Mediation works best when parties are assured that their discussions will remain confidential. In Union Carbide, the Court confirmed that settlement privilege—a class privilege—protects all communications exchanged by mediating parties for the purpose of settling a dispute. But other cases confirm that settlement privilege does not necessarily protect everything that might be said or done at mediation. For example, parties have tried to compel mediators to testify to prove the existence or terms of an alleged settlement.
This raises a concern: if all it takes to pierce mediation’s confidentiality bubble is a manufactured issue about the terms of settlement, parties will feel much less secure in engaging in free and frank discussions. Canadian courts have addressed this concern by recognizing a case-by-case privilege, distinct from settlement privilege, attaching to communications made in the context of mediation. This privilege applies where the four criteria of the Wigmore test are satisfied:
The communications must originate in a confidence that they will not be disclosed; The element of confidentiality must be essential to the full and satisfactory maintenance of the relation between the parties; The relation must be one which, in the opinion of the community, ought to be sedulously fostered; and The injury that would inure to the relation by the disclosure of the communications must be greater than the benefit thereby gained for the correct disposal of litigation.
In theory, this “mediation privilege” exists in parallel with other privileges and can be used to fill in any gaps left by settlement privilege. But the case law on mediation privilege is nascent, and the boundaries of this case-by-case privilege have not yet been clearly defined.
In the leading case of Rudd v Trossacs Investments Inc, parties to litigation in Ontario reached a settlement after mediation. Subsequently, there was disagreement about whether one party had agreed to settle, and so other parties sought to compel the mediator to testify about events that took place during the mediation.
Writing for a three-judge panel, Justice Swinton of the Ontario Divisional Court concluded that the mediator could not be compelled to testify. She expressly recognized mediation privilege as distinct from settlement privilege.

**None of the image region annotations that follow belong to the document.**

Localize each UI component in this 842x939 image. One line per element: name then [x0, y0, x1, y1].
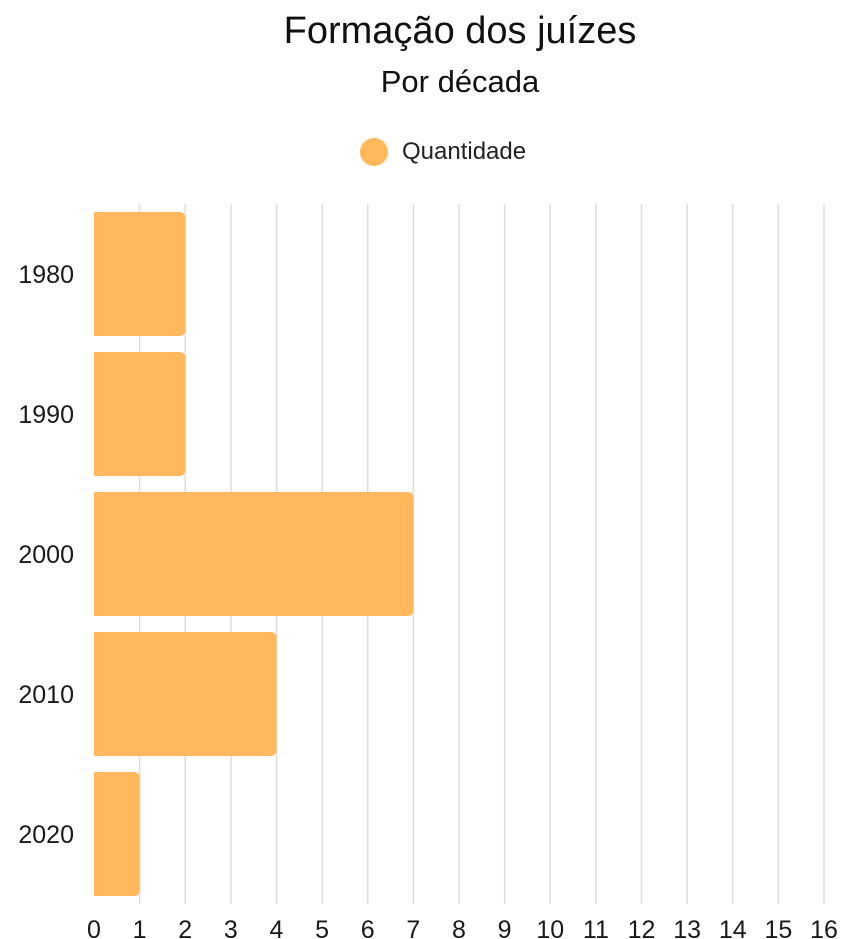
x-tick-label: 16	[810, 916, 838, 939]
x-tick-label: 14	[719, 916, 747, 939]
x-tick-label: 0	[87, 916, 101, 939]
x-tick-label: 13	[673, 916, 701, 939]
x-tick-label: 5	[315, 916, 329, 939]
x-tick-label: 12	[628, 916, 656, 939]
x-tick-label: 6	[361, 916, 375, 939]
legend-label-quantidade: Quantidade	[402, 138, 527, 165]
chart-subtitle: Por década	[380, 64, 540, 99]
y-tick-label: 2000	[18, 541, 74, 569]
y-tick-label: 1990	[18, 401, 74, 429]
bar-2000[interactable]	[94, 492, 414, 616]
x-tick-label: 4	[270, 916, 284, 939]
x-tick-label: 2	[178, 916, 192, 939]
bars	[94, 212, 414, 896]
y-axis-tick-labels: 1980 1990 2000 2010 2020	[18, 261, 74, 849]
x-tick-label: 9	[498, 916, 512, 939]
x-tick-label: 7	[406, 916, 420, 939]
y-tick-label: 2010	[18, 681, 74, 709]
bar-1990[interactable]	[94, 352, 186, 476]
y-tick-label: 2020	[18, 821, 74, 849]
legend[interactable]: Quantidade	[360, 138, 526, 166]
x-tick-label: 1	[133, 916, 147, 939]
x-tick-label: 11	[583, 916, 609, 939]
x-axis-tick-labels: 0 1 2 3 4 5 6 7 8 9 10 11 12 13 14 15 16	[87, 916, 838, 939]
chart-title: Formação dos juízes	[283, 10, 637, 52]
bar-2010[interactable]	[94, 632, 277, 756]
bar-2020[interactable]	[94, 772, 140, 896]
x-tick-label: 15	[764, 916, 792, 939]
legend-swatch	[360, 138, 388, 166]
x-tick-label: 10	[536, 916, 564, 939]
bar-1980[interactable]	[94, 212, 186, 336]
x-tick-label: 3	[224, 916, 238, 939]
x-tick-label: 8	[452, 916, 466, 939]
y-tick-label: 1980	[18, 261, 74, 289]
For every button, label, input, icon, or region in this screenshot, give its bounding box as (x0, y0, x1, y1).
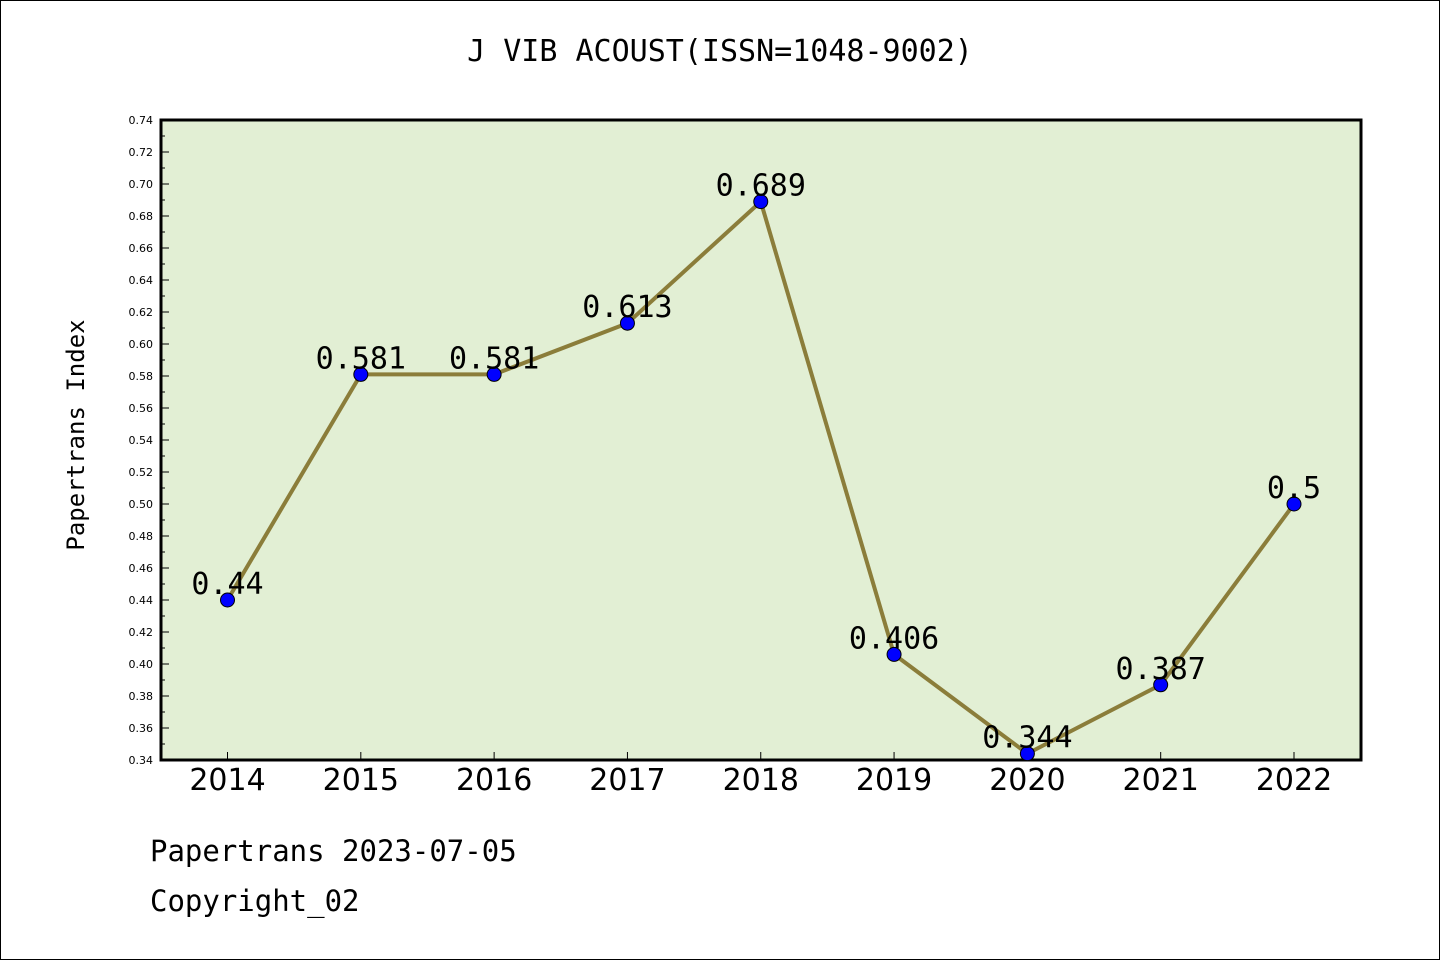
data-point (1286, 496, 1302, 512)
data-label: 0.613 (582, 290, 672, 325)
plot-border (159, 118, 1363, 762)
data-label: 0.387 (1116, 652, 1206, 687)
data-point (486, 366, 502, 382)
y-tick-label: 0.48 (129, 530, 154, 543)
data-point (619, 315, 635, 331)
x-tick-label: 2015 (323, 763, 399, 798)
data-label: 0.689 (716, 169, 806, 204)
data-point (220, 592, 235, 608)
data-label: 0.406 (849, 621, 939, 656)
y-tick-label: 0.34 (129, 754, 154, 767)
y-tick-label: 0.42 (129, 626, 154, 639)
footer-copyright: Copyright_02 (150, 884, 360, 918)
data-label: 0.5 (1267, 471, 1321, 506)
y-tick-label: 0.38 (129, 690, 154, 703)
y-tick-label: 0.60 (129, 338, 154, 351)
y-tick-label: 0.36 (129, 722, 154, 735)
data-label: 0.344 (982, 721, 1072, 756)
x-tick-label: 2014 (189, 763, 265, 798)
x-tick-label: 2019 (856, 763, 932, 798)
data-point (353, 366, 369, 382)
x-tick-label: 2022 (1256, 763, 1332, 798)
chart-title: J VIB ACOUST(ISSN=1048-9002) (467, 34, 973, 69)
y-tick-label: 0.46 (129, 562, 154, 575)
y-tick-label: 0.54 (129, 434, 154, 447)
y-tick-label: 0.52 (129, 466, 154, 479)
y-tick-label: 0.56 (129, 402, 154, 415)
y-axis-label: Papertrans Index (62, 319, 90, 550)
data-point (1153, 677, 1169, 693)
x-tick-label: 2016 (456, 763, 532, 798)
footer-date: Papertrans 2023-07-05 (150, 834, 517, 868)
y-tick-label: 0.50 (129, 498, 154, 511)
y-tick-label: 0.44 (129, 594, 154, 607)
y-tick-label: 0.40 (129, 658, 154, 671)
y-tick-label: 0.66 (129, 242, 154, 255)
y-tick-label: 0.72 (129, 146, 154, 159)
y-tick-label: 0.62 (129, 306, 154, 319)
x-tick-label: 2017 (589, 763, 665, 798)
y-tick-label: 0.64 (129, 274, 154, 287)
data-point (753, 194, 769, 210)
x-tick-label: 2021 (1123, 763, 1199, 798)
y-tick-label: 0.70 (129, 178, 154, 191)
x-tick-label: 2018 (723, 763, 799, 798)
y-tick-label: 0.58 (129, 370, 154, 383)
x-tick-label: 2020 (989, 763, 1065, 798)
data-label: 0.581 (449, 341, 539, 376)
y-tick-label: 0.68 (129, 210, 154, 223)
data-label: 0.581 (316, 341, 406, 376)
data-label: 0.44 (191, 567, 263, 602)
y-tick-label: 0.74 (129, 114, 154, 127)
plot-area (161, 120, 1361, 760)
data-point (886, 646, 902, 662)
data-point (1019, 746, 1035, 762)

Applying the Wigmore test, she found that the first two Wigmore criteria were satisfied because the parties had signed a confidentiality agreement and, more generally, confidentiality is vital to mediation. She also found that there is a significant public interest in protecting confidentiality, and she could not identify any countervailing public interest that outweighed the importance of that protection. The Wigmore test was thus satisfied in the circumstances of that case.
Rudd confirms that mediation privilege exists, but it leaves important questions unanswered. Are there circumstances in which confidentiality in mediation need not be “sedulously fostered”? What types of extraordinary considerations could outweigh the public interest in protecting confidentiality? Rudd does not address these issues head on.
Union Carbide strongly endorses the need to keep mediation confidential. In fact, Justice Wagner found that the first three Wigmore criteria are “redundant” if the parties opted for a confidential dispute resolution process and signed a confidentiality agreement. If courts read Rudd and Union Carbide together for the proposition that mediation privilege presumptively applies where parties elect mediation and sign a confidentiality agreement absent an exceptional countervailing public policy interest, mediation privilege could be on the road to becoming as sanctified as settlement privilege. But, for now, disputants must await further clarification from the courts about mediation privilege’s boundaries—or at least about its application in different circumstances as this newly minted privilege continues to evolve.